More specifically, I was trying to figure out what the hell the kid was doing in this video (in case anyone was curious...) http://www.youtube.com/watch?v=AEEJ6yJTbJE

I have only been playing guitar for about a month, so I am still trying to wrap my head around the fret board, and I am having a difficult time with figuring out what effect this alternative tuning has on how the instrument is played.

I understand that the my low E is tuned down a 2 whole steps, and the rest are tuned down a full step. But what does this MEAN? What do chords look like with this tuning? How can I use the new tuning to create different chord shapes? etc. By my understanding, I can't just play my regular bar chords in this tuning, right?

If anyone can provide me with some insight on maybe why musicians play in drop c, and how it can be properly used, i'd greatly appreciate it.

Drop C is used for a number of reasons.

One of the most common reasons is because it's lower. That alone makes it sound heavier to people. The lower pitches sound darker to the ear, so it is commonly used in metal and hardcore music for that reason alone.

Another common reason is because of the relationship between the bottom three strings.
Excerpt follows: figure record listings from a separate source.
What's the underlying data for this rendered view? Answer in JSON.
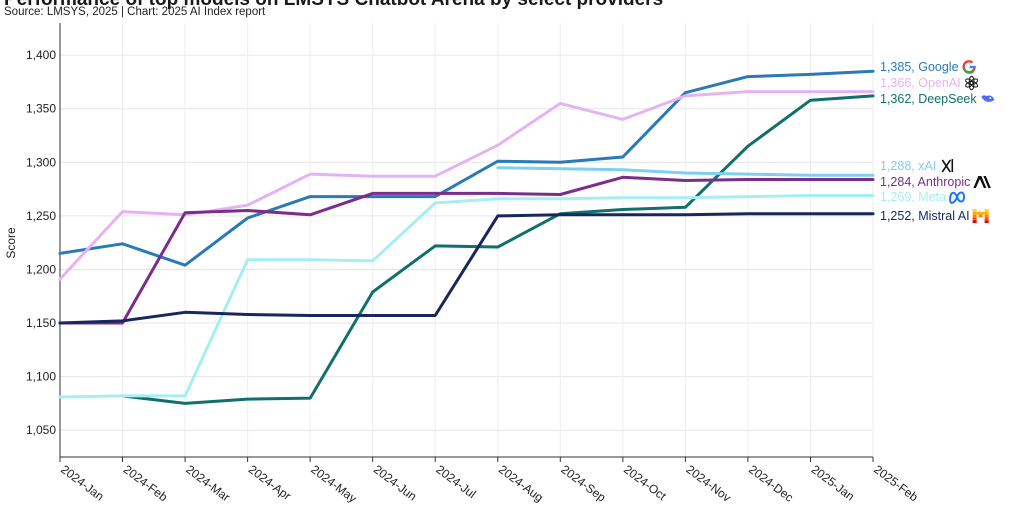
{
  "title": "Performance of top models on LMSYS Chatbot Arena by select providers",
  "subtitle": "Source: LMSYS, 2025 | Chart: 2025 AI Index report",
  "chart_data": {
    "type": "line",
    "title": "Performance of top models on LMSYS Chatbot Arena by select providers",
    "xlabel": "",
    "ylabel": "Score",
    "ylim": [
      1025,
      1430
    ],
    "yticks": [
      1050,
      1100,
      1150,
      1200,
      1250,
      1300,
      1350,
      1400
    ],
    "ytick_labels": [
      "1,050",
      "1,100",
      "1,150",
      "1,200",
      "1,250",
      "1,300",
      "1,350",
      "1,400"
    ],
    "grid": true,
    "categories": [
      "2024-Jan",
      "2024-Feb",
      "2024-Mar",
      "2024-Apr",
      "2024-May",
      "2024-Jun",
      "2024-Jul",
      "2024-Aug",
      "2024-Sep",
      "2024-Oct",
      "2024-Nov",
      "2024-Dec",
      "2025-Jan",
      "2025-Feb"
    ],
    "series": [
      {
        "name": "Google",
        "color": "#2a7ab8",
        "end_label": "1,385, Google",
        "icon": "google-icon",
        "values": [
          1215,
          1224,
          1204,
          1248,
          1268,
          1268,
          1268,
          1301,
          1300,
          1305,
          1365,
          1380,
          1382,
          1385
        ]
      },
      {
        "name": "OpenAI",
        "color": "#e6b3f2",
        "end_label": "1,366, OpenAI",
        "icon": "openai-icon",
        "values": [
          1191,
          1254,
          1251,
          1260,
          1289,
          1287,
          1287,
          1316,
          1355,
          1340,
          1362,
          1366,
          1366,
          1366
        ]
      },
      {
        "name": "DeepSeek",
        "color": "#10706c",
        "end_label": "1,362, DeepSeek",
        "icon": "deepseek-icon",
        "values": [
          null,
          1082,
          1075,
          1079,
          1080,
          1179,
          1222,
          1221,
          1252,
          1256,
          1258,
          1315,
          1358,
          1362
        ]
      },
      {
        "name": "xAI",
        "color": "#7fcfef",
        "end_label": "1,288, xAI",
        "icon": "xai-icon",
        "values": [
          null,
          null,
          null,
          null,
          null,
          null,
          null,
          1295,
          1294,
          1293,
          1290,
          1289,
          1288,
          1288
        ]
      },
      {
        "name": "Anthropic",
        "color": "#7b2d8b",
        "end_label": "1,284, Anthropic",
        "icon": "anthropic-icon",
        "values": [
          1150,
          1150,
          1253,
          1255,
          1251,
          1271,
          1271,
          1271,
          1270,
          1286,
          1283,
          1284,
          1284,
          1284
        ]
      },
      {
        "name": "Meta",
        "color": "#a6eef2",
        "end_label": "1,269, Meta",
        "icon": "meta-icon",
        "values": [
          1081,
          1082,
          1082,
          1209,
          1209,
          1208,
          1262,
          1266,
          1266,
          1267,
          1267,
          1268,
          1269,
          1269
        ]
      },
      {
        "name": "Mistral AI",
        "color": "#18275c",
        "end_label": "1,252, Mistral AI",
        "icon": "mistral-icon",
        "values": [
          1150,
          1152,
          1160,
          1158,
          1157,
          1157,
          1157,
          1250,
          1251,
          1251,
          1251,
          1252,
          1252,
          1252
        ]
      }
    ]
  }
}
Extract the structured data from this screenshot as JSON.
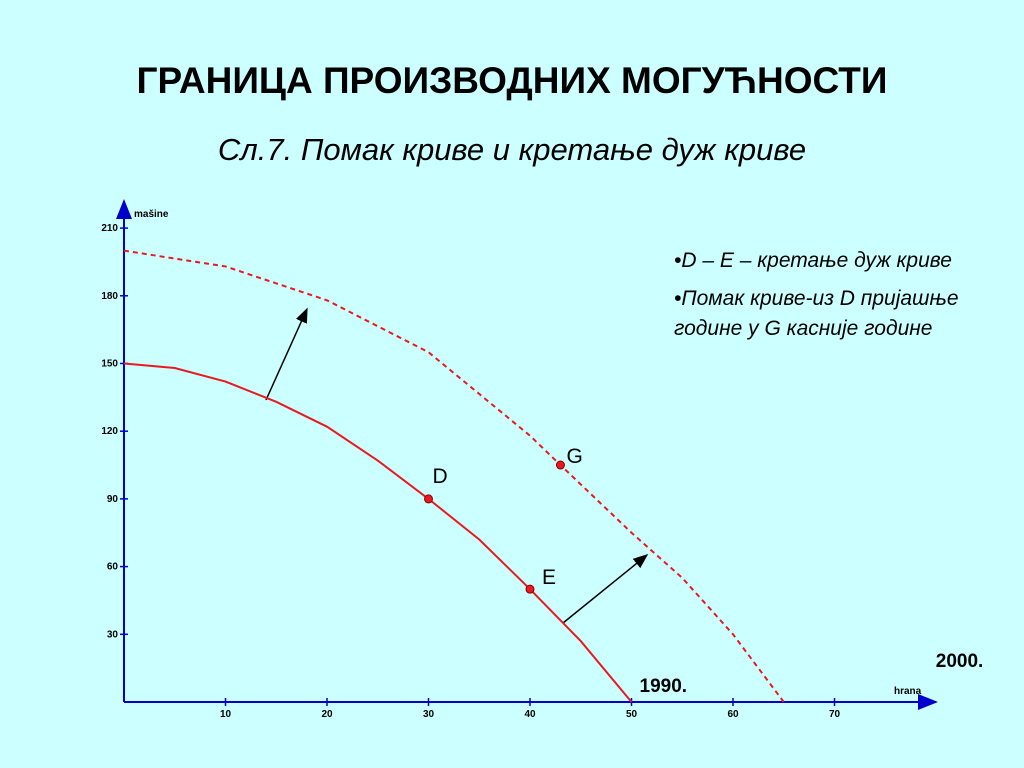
{
  "chart_data": {
    "type": "line",
    "title": "ГРАНИЦА ПРОИЗВОДНИХ МОГУЋНОСТИ",
    "subtitle": "Сл.7. Помак криве и кретање дуж криве",
    "y_label": "mašine",
    "x_label": "hrana",
    "xlim": [
      0,
      80
    ],
    "ylim": [
      0,
      222
    ],
    "xticks": [
      10,
      20,
      30,
      40,
      50,
      60,
      70
    ],
    "yticks": [
      30,
      60,
      90,
      120,
      150,
      180,
      210
    ],
    "series": [
      {
        "name": "1990.",
        "color": "#e8191f",
        "dashed": false,
        "x": [
          0,
          5,
          10,
          15,
          20,
          25,
          30,
          35,
          40,
          45,
          50
        ],
        "values": [
          150,
          148,
          142,
          133,
          122,
          107,
          90,
          72,
          50,
          27,
          0
        ]
      },
      {
        "name": "2000.",
        "color": "#e8191f",
        "dashed": true,
        "x": [
          0,
          10,
          20,
          30,
          40,
          43,
          50,
          55,
          60,
          65
        ],
        "values": [
          200,
          193,
          178,
          155,
          118,
          105,
          75,
          55,
          30,
          0
        ]
      }
    ],
    "points": [
      {
        "label": "D",
        "x": 30,
        "y": 90
      },
      {
        "label": "E",
        "x": 40,
        "y": 50
      },
      {
        "label": "G",
        "x": 43,
        "y": 105
      }
    ],
    "notes": [
      "•D – E – кретање дуж криве",
      "•Помак криве-из D пријашње године у G касније године"
    ]
  }
}
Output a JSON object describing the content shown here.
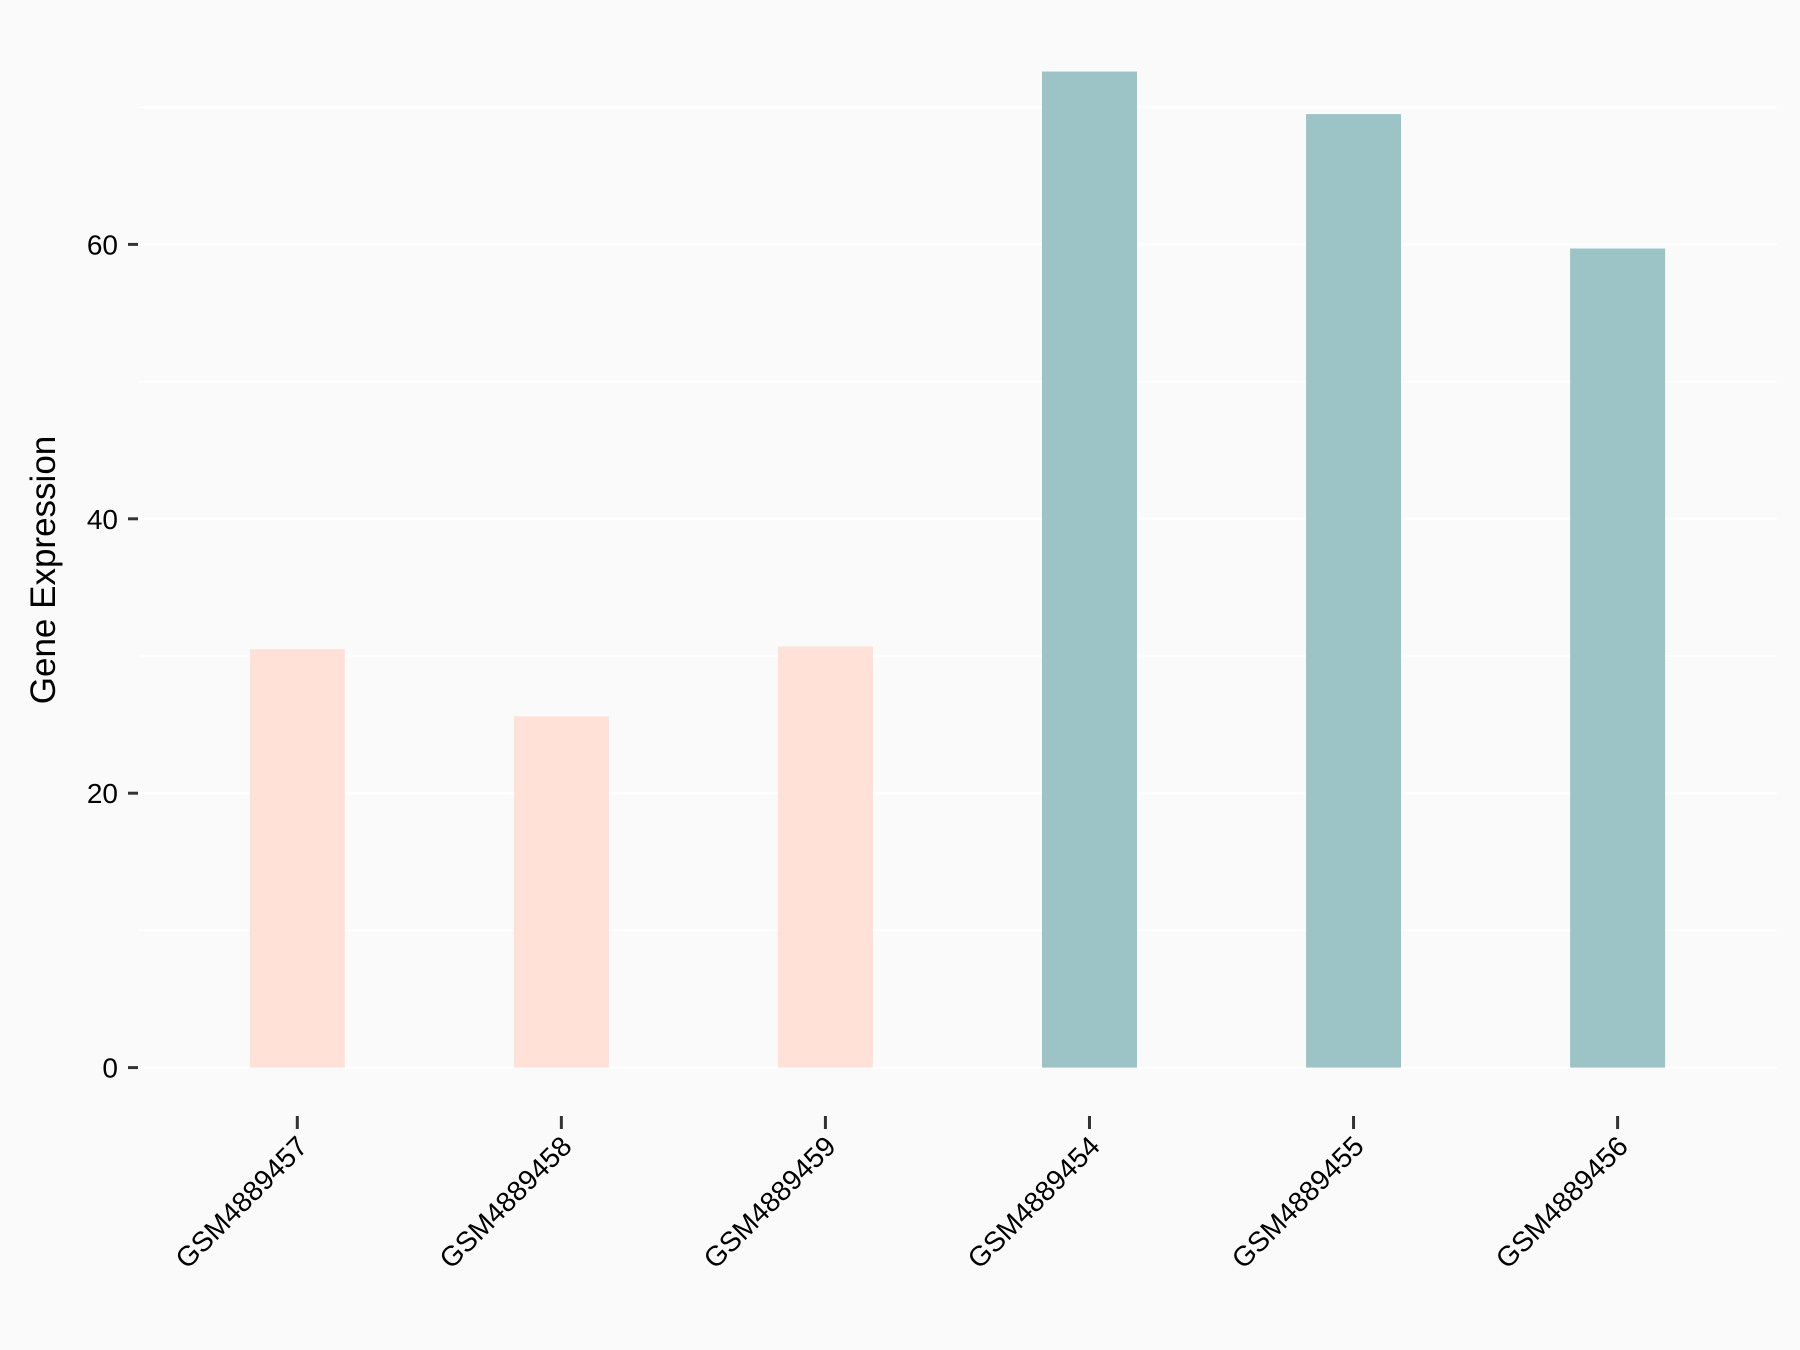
{
  "chart_data": {
    "type": "bar",
    "title": "",
    "xlabel": "",
    "ylabel": "Gene Expression",
    "categories": [
      "GSM4889457",
      "GSM4889458",
      "GSM4889459",
      "GSM4889454",
      "GSM4889455",
      "GSM4889456"
    ],
    "values": [
      30.5,
      25.6,
      30.7,
      72.6,
      69.5,
      59.7
    ],
    "bar_colors": [
      "#FFE1D7",
      "#FFE1D7",
      "#FFE1D7",
      "#9CC4C7",
      "#9CC4C7",
      "#9CC4C7"
    ],
    "yticks": [
      0,
      20,
      40,
      60
    ],
    "ytick_labels": [
      "0",
      "20",
      "40",
      "60"
    ],
    "minor_grid": [
      10,
      30,
      50,
      70
    ],
    "ylim": [
      -3.6,
      76.2
    ],
    "grid": true,
    "legend": "none",
    "background": "#FAFAFA",
    "grid_color": "#FFFFFF"
  }
}
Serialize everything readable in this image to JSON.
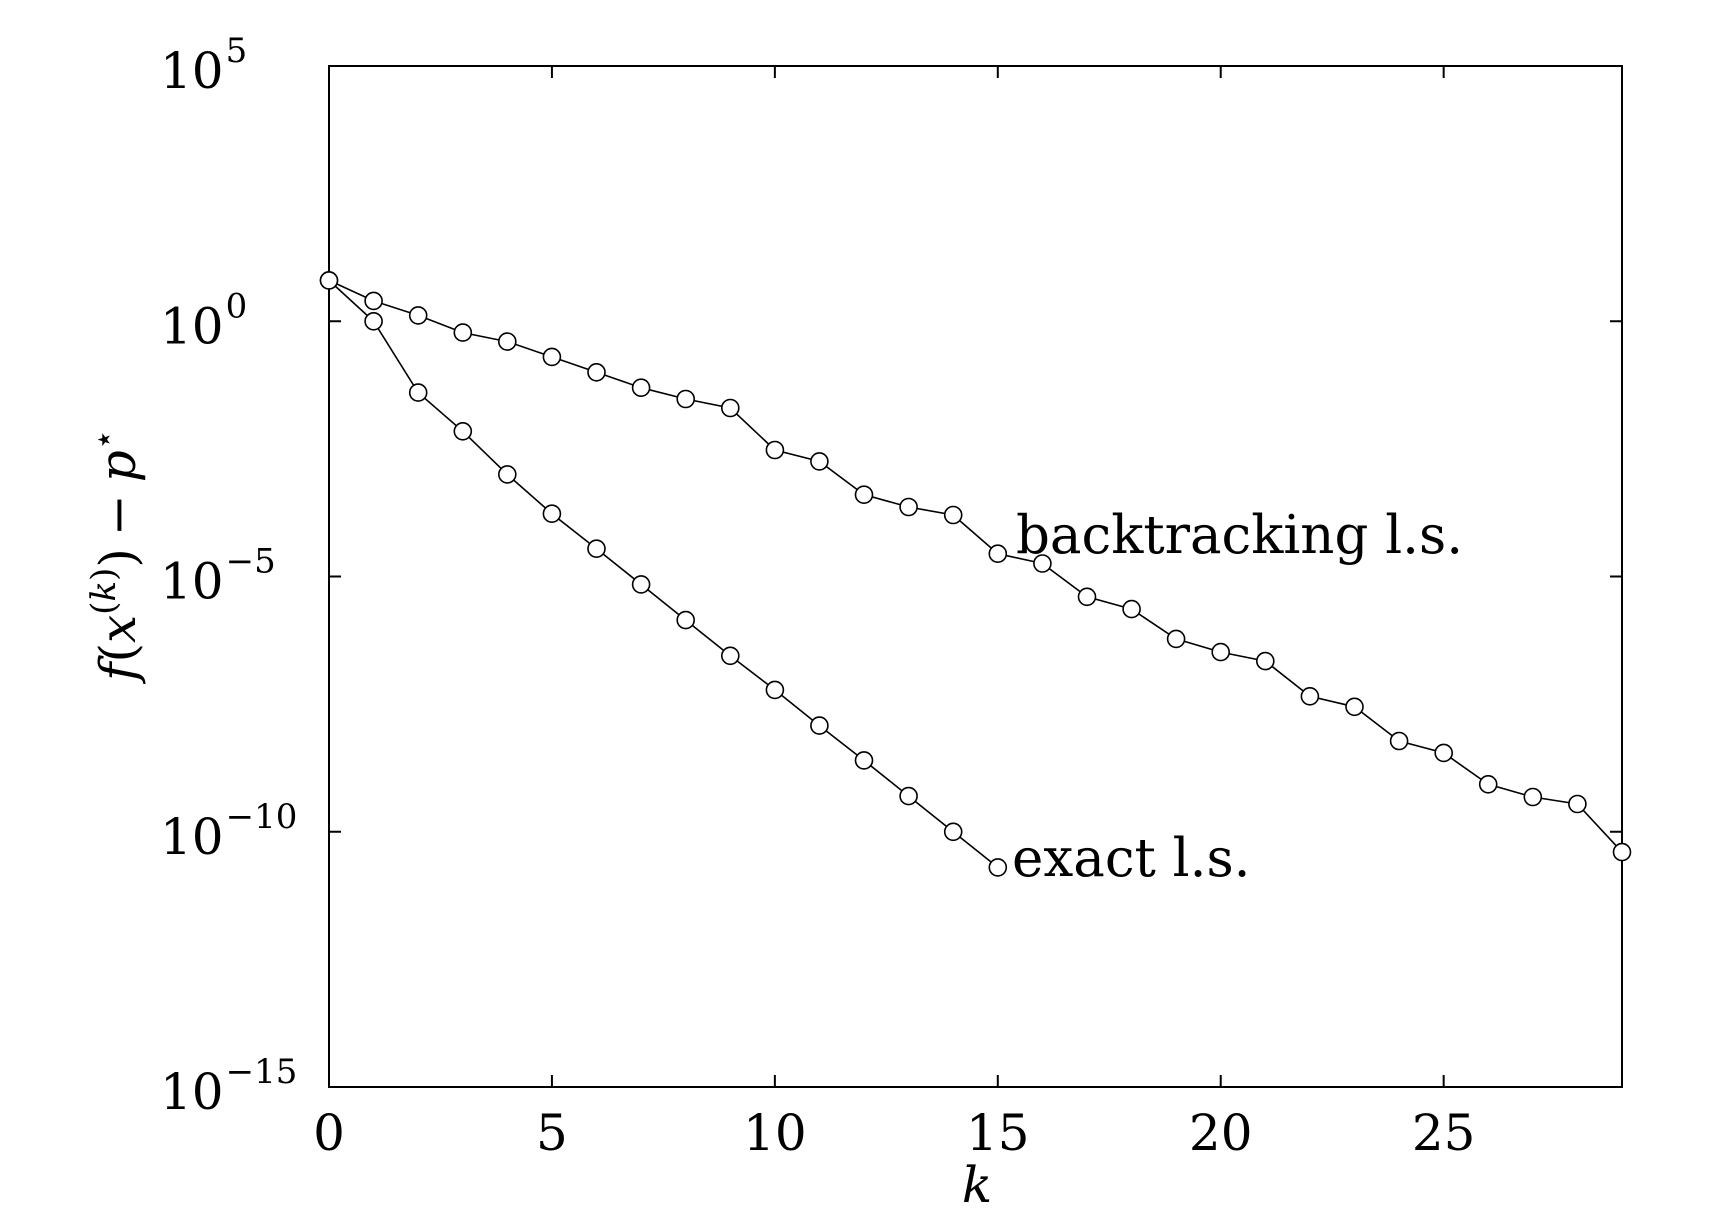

A normal E powerchord looks like this:
e--- 
B--- 
G--- 
D-2- 
A-2- 
E-0-

In drop C, that chord looks like this:
D--- 
A---
F--- 
C-4- 
G-4- 
C-4-

That is because of the relationship between the bottom three strings. The bottom string, C, is a fifth below the next string, G. The G string is a fourth below the next string, the D string. That allows you to play a powerchord with a single finger.

This in turn opens up a lot of different options. As you've seen, a simple powerchord becomes even simpler because of the fifth between the bottom two strings. That fifth allows you to create larger intervals with your bottom two strings alone, which opens a number of different options up in terms of what you can play and how you can play it.
#8
Because its lower pitched, making it more "Metal", and you can construct different chords on the lower strings when the lowest string is a step lower than the others.
I love stretching like this in Drop C.

|
|
|
|
|9------9---12---13---9~
|4------5----0----0-12---


Basically. Epic.

You can have the loooow of C standard while preserving the HIGH of D standard.
METAL!
#9
Cool stuff, thanks everyone for contributing. The whole power chord thing definitely makes sense. I'm going to play around with it.